Nairo Quintana retains to his Giro hopes, but only just. Having lost 1½ minutes in the team time trial, he would have expected to lose time today – finishing 2:41 down in 13th was about as good as he could have reasonably expected. That was enough to move him up from eighth to sixth overall, but he now trails his compatriot Uran by 3:29. If he still harbours hopes of overall victory, he will have to attack and attack hard on at least one of this weekend’s two summit finishes.

Finally, Giant-Shimano’s Tobias Ludvigsson was one of the fastest men through the first checkpoint early on, but his race came to an abrupt end when he flipped over a roadside barrier and landed in a driveway. He was taken to hospital, but the team later reported his injuries weren’t serious.
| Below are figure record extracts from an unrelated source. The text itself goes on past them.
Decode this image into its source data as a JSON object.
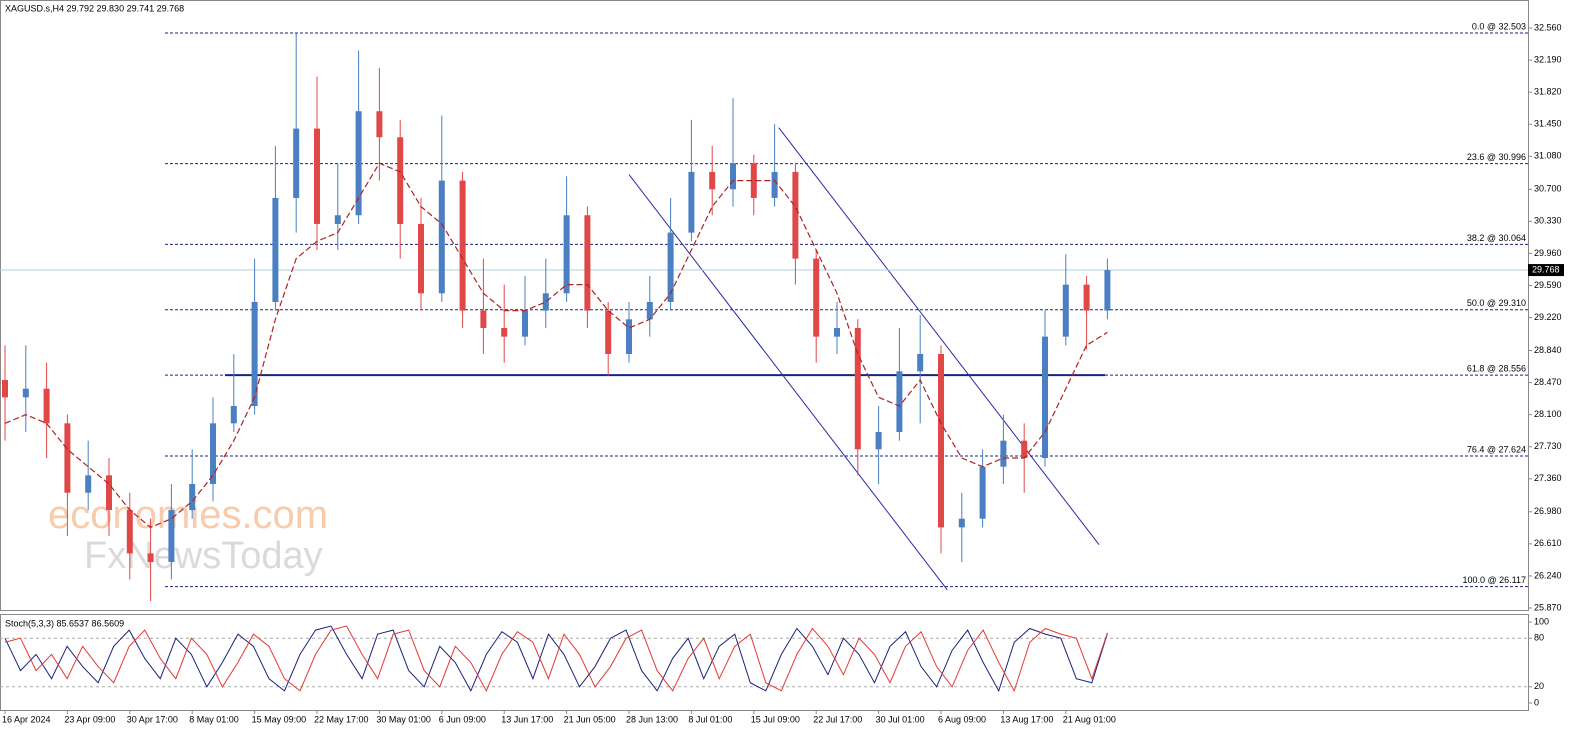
{
  "chart_data": {
    "type": "candlestick",
    "title": "XAGUSD.s,H4  29.792 29.830 29.741 29.768",
    "watermark": [
      "economies.com",
      "FxNewsToday"
    ],
    "categories": [
      "16 Apr 2024",
      null,
      null,
      "23 Apr 09:00",
      null,
      null,
      "30 Apr 17:00",
      null,
      null,
      "8 May 01:00",
      null,
      null,
      "15 May 09:00",
      null,
      null,
      "22 May 17:00",
      null,
      null,
      "30 May 01:00",
      null,
      null,
      "6 Jun 09:00",
      null,
      null,
      "13 Jun 17:00",
      null,
      null,
      "21 Jun 05:00",
      null,
      null,
      "28 Jun 13:00",
      null,
      null,
      "8 Jul 01:00",
      null,
      null,
      "15 Jul 09:00",
      null,
      null,
      "22 Jul 17:00",
      null,
      null,
      "30 Jul 01:00",
      null,
      null,
      "6 Aug 09:00",
      null,
      null,
      "13 Aug 17:00",
      null,
      null,
      "21 Aug 01:00",
      null,
      null
    ],
    "ohlc": [
      [
        28.5,
        28.9,
        27.8,
        28.3
      ],
      [
        28.3,
        28.9,
        27.9,
        28.4
      ],
      [
        28.4,
        28.7,
        27.6,
        28.0
      ],
      [
        28.0,
        28.1,
        26.7,
        27.2
      ],
      [
        27.2,
        27.8,
        27.0,
        27.4
      ],
      [
        27.4,
        27.6,
        26.7,
        27.0
      ],
      [
        27.0,
        27.2,
        26.2,
        26.5
      ],
      [
        26.5,
        26.9,
        25.95,
        26.4
      ],
      [
        26.4,
        27.3,
        26.2,
        27.0
      ],
      [
        27.0,
        27.7,
        26.9,
        27.3
      ],
      [
        27.3,
        28.3,
        27.1,
        28.0
      ],
      [
        28.0,
        28.8,
        27.9,
        28.2
      ],
      [
        28.2,
        29.9,
        28.1,
        29.4
      ],
      [
        29.4,
        31.2,
        29.3,
        30.6
      ],
      [
        30.6,
        32.5,
        30.2,
        31.4
      ],
      [
        31.4,
        32.0,
        30.0,
        30.3
      ],
      [
        30.3,
        31.0,
        30.0,
        30.4
      ],
      [
        30.4,
        32.3,
        30.3,
        31.6
      ],
      [
        31.6,
        32.1,
        30.8,
        31.3
      ],
      [
        31.3,
        31.5,
        29.9,
        30.3
      ],
      [
        30.3,
        30.6,
        29.3,
        29.5
      ],
      [
        29.5,
        31.55,
        29.4,
        30.8
      ],
      [
        30.8,
        30.9,
        29.1,
        29.3
      ],
      [
        29.3,
        29.9,
        28.8,
        29.1
      ],
      [
        29.1,
        29.6,
        28.7,
        29.0
      ],
      [
        29.0,
        29.7,
        28.9,
        29.3
      ],
      [
        29.3,
        29.9,
        29.1,
        29.5
      ],
      [
        29.5,
        30.85,
        29.4,
        30.4
      ],
      [
        30.4,
        30.5,
        29.1,
        29.3
      ],
      [
        29.3,
        29.4,
        28.55,
        28.8
      ],
      [
        28.8,
        29.4,
        28.7,
        29.2
      ],
      [
        29.2,
        29.7,
        29.0,
        29.4
      ],
      [
        29.4,
        30.6,
        29.3,
        30.2
      ],
      [
        30.2,
        31.5,
        30.1,
        30.9
      ],
      [
        30.9,
        31.2,
        30.4,
        30.7
      ],
      [
        30.7,
        31.75,
        30.5,
        31.0
      ],
      [
        31.0,
        31.1,
        30.4,
        30.6
      ],
      [
        30.6,
        31.45,
        30.5,
        30.9
      ],
      [
        30.9,
        31.0,
        29.6,
        29.9
      ],
      [
        29.9,
        30.0,
        28.7,
        29.0
      ],
      [
        29.0,
        29.4,
        28.8,
        29.1
      ],
      [
        29.1,
        29.2,
        27.4,
        27.7
      ],
      [
        27.7,
        28.2,
        27.3,
        27.9
      ],
      [
        27.9,
        29.1,
        27.8,
        28.6
      ],
      [
        28.6,
        29.25,
        28.0,
        28.8
      ],
      [
        28.8,
        28.9,
        26.5,
        26.8
      ],
      [
        26.8,
        27.2,
        26.4,
        26.9
      ],
      [
        26.9,
        27.7,
        26.8,
        27.5
      ],
      [
        27.5,
        28.1,
        27.3,
        27.8
      ],
      [
        27.8,
        28.0,
        27.2,
        27.6
      ],
      [
        27.6,
        29.3,
        27.5,
        29.0
      ],
      [
        29.0,
        29.95,
        28.9,
        29.6
      ],
      [
        29.6,
        29.7,
        28.85,
        29.3
      ],
      [
        29.3,
        29.9,
        29.2,
        29.768
      ]
    ],
    "up_color": "#4a7fc1",
    "down_color": "#e04848",
    "moving_average": {
      "color": "#b22222",
      "values": [
        28.0,
        28.1,
        28.0,
        27.7,
        27.5,
        27.3,
        27.0,
        26.8,
        26.9,
        27.1,
        27.4,
        27.8,
        28.3,
        29.2,
        29.9,
        30.1,
        30.2,
        30.6,
        31.0,
        30.9,
        30.5,
        30.3,
        29.9,
        29.5,
        29.3,
        29.3,
        29.4,
        29.6,
        29.6,
        29.3,
        29.1,
        29.2,
        29.5,
        30.0,
        30.5,
        30.8,
        30.8,
        30.8,
        30.5,
        30.0,
        29.5,
        28.8,
        28.3,
        28.2,
        28.5,
        28.0,
        27.6,
        27.5,
        27.6,
        27.6,
        27.9,
        28.4,
        28.9,
        29.05
      ]
    },
    "ylim": [
      25.847,
      32.883
    ],
    "yticks": [
      {
        "value": 25.87,
        "label": "25.870"
      },
      {
        "value": 26.24,
        "label": "26.240"
      },
      {
        "value": 26.61,
        "label": "26.610"
      },
      {
        "value": 26.98,
        "label": "26.980"
      },
      {
        "value": 27.36,
        "label": "27.360"
      },
      {
        "value": 27.73,
        "label": "27.730"
      },
      {
        "value": 28.1,
        "label": "28.100"
      },
      {
        "value": 28.47,
        "label": "28.470"
      },
      {
        "value": 28.84,
        "label": "28.840"
      },
      {
        "value": 29.22,
        "label": "29.220"
      },
      {
        "value": 29.59,
        "label": "29.590"
      },
      {
        "value": 29.96,
        "label": "29.960"
      },
      {
        "value": 30.33,
        "label": "30.330"
      },
      {
        "value": 30.7,
        "label": "30.700"
      },
      {
        "value": 31.08,
        "label": "31.080"
      },
      {
        "value": 31.45,
        "label": "31.450"
      },
      {
        "value": 31.82,
        "label": "31.820"
      },
      {
        "value": 32.19,
        "label": "32.190"
      },
      {
        "value": 32.56,
        "label": "32.560"
      }
    ],
    "last_price": 29.768,
    "fib_color": "#1a237e",
    "fib_levels": [
      {
        "value": 32.503,
        "label": "0.0 @ 32.503"
      },
      {
        "value": 30.996,
        "label": "23.6 @ 30.996"
      },
      {
        "value": 30.064,
        "label": "38.2 @ 30.064"
      },
      {
        "value": 29.31,
        "label": "50.0 @ 29.310"
      },
      {
        "value": 28.556,
        "label": "61.8 @ 28.556"
      },
      {
        "value": 27.624,
        "label": "76.4 @ 27.624"
      },
      {
        "value": 26.117,
        "label": "100.0 @ 26.117"
      }
    ],
    "support": 28.556,
    "trendlines": [
      {
        "x": [
          30,
          45.3
        ],
        "y": [
          30.87,
          26.08
        ]
      },
      {
        "x": [
          37.2,
          52.6
        ],
        "y": [
          31.41,
          26.6
        ]
      }
    ],
    "stochastic": {
      "label": "Stoch(5,3,3) 85.6537 86.5609",
      "ylim": [
        0,
        100
      ],
      "yticks": [
        0,
        20,
        80,
        100
      ],
      "levels": [
        20,
        80
      ],
      "series": [
        {
          "name": "main",
          "color": "#1a237e",
          "values": [
            80,
            40,
            60,
            30,
            70,
            45,
            25,
            70,
            90,
            55,
            30,
            80,
            60,
            20,
            50,
            85,
            70,
            30,
            15,
            60,
            90,
            95,
            60,
            30,
            85,
            90,
            40,
            20,
            70,
            50,
            15,
            60,
            88,
            75,
            30,
            85,
            60,
            20,
            45,
            80,
            90,
            40,
            15,
            55,
            80,
            30,
            70,
            85,
            25,
            15,
            60,
            92,
            70,
            35,
            80,
            60,
            25,
            70,
            88,
            45,
            20,
            65,
            90,
            50,
            15,
            75,
            92,
            85,
            80,
            30,
            25,
            85.65
          ]
        },
        {
          "name": "signal",
          "color": "#e53935",
          "values": [
            75,
            80,
            40,
            60,
            30,
            70,
            45,
            25,
            70,
            90,
            55,
            30,
            80,
            60,
            20,
            50,
            85,
            70,
            30,
            15,
            60,
            90,
            95,
            60,
            30,
            85,
            90,
            40,
            20,
            70,
            50,
            15,
            60,
            88,
            75,
            30,
            85,
            60,
            20,
            45,
            80,
            90,
            40,
            15,
            55,
            80,
            30,
            70,
            85,
            25,
            15,
            60,
            92,
            70,
            35,
            80,
            60,
            25,
            70,
            88,
            45,
            20,
            65,
            90,
            50,
            15,
            75,
            92,
            85,
            80,
            30,
            86.56
          ]
        }
      ]
    }
  }
}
VeloVoices rider of the day

Rigoberto Uran. Enough said, really.

Stage 12 result

1. Rigoberto Uran (Omega Pharma-Quick Step) 57:34

2. Diego Ulissi (Lampre-Merida) +1:17

3. Cadel Evans BMC) +1:34

4. Rafal Majka (Tinkoff-Saxo) +1:39

5. Gianluca Brambilla (Omega Pharma-Quick Step) +1:53

General classification

1. Rigoberto Uran (Omega Pharma-Quick Step) 49:37:35

2. Cadel Evans (BMC) +0:37

3. Rafal Majka (Tinkoff-Saxo) +1:52

4. Domenico Pozzovivo (Ag2r La Mondiale) +2:32

5. Wilco Kelderman (Belkin) +2:50

6. Nairo Quintana (Movistar) +3:29

7. Fabio Aru (Astana) +3:37

8. Wout Poels (Omega Pharma-Quick Step) +4:06

9. Steve Morabito (BMC) +4:20

10. Robert Kiserlovski (Trek) +4:41

Points leader: Nacer Bouhanni (FDJ).

Mountains classification: Julian Arredondo (Trek).

Best young rider: Rafal Majka (Tinkoff-Saxo).

Team classification: Omega Pharma-QuickStep.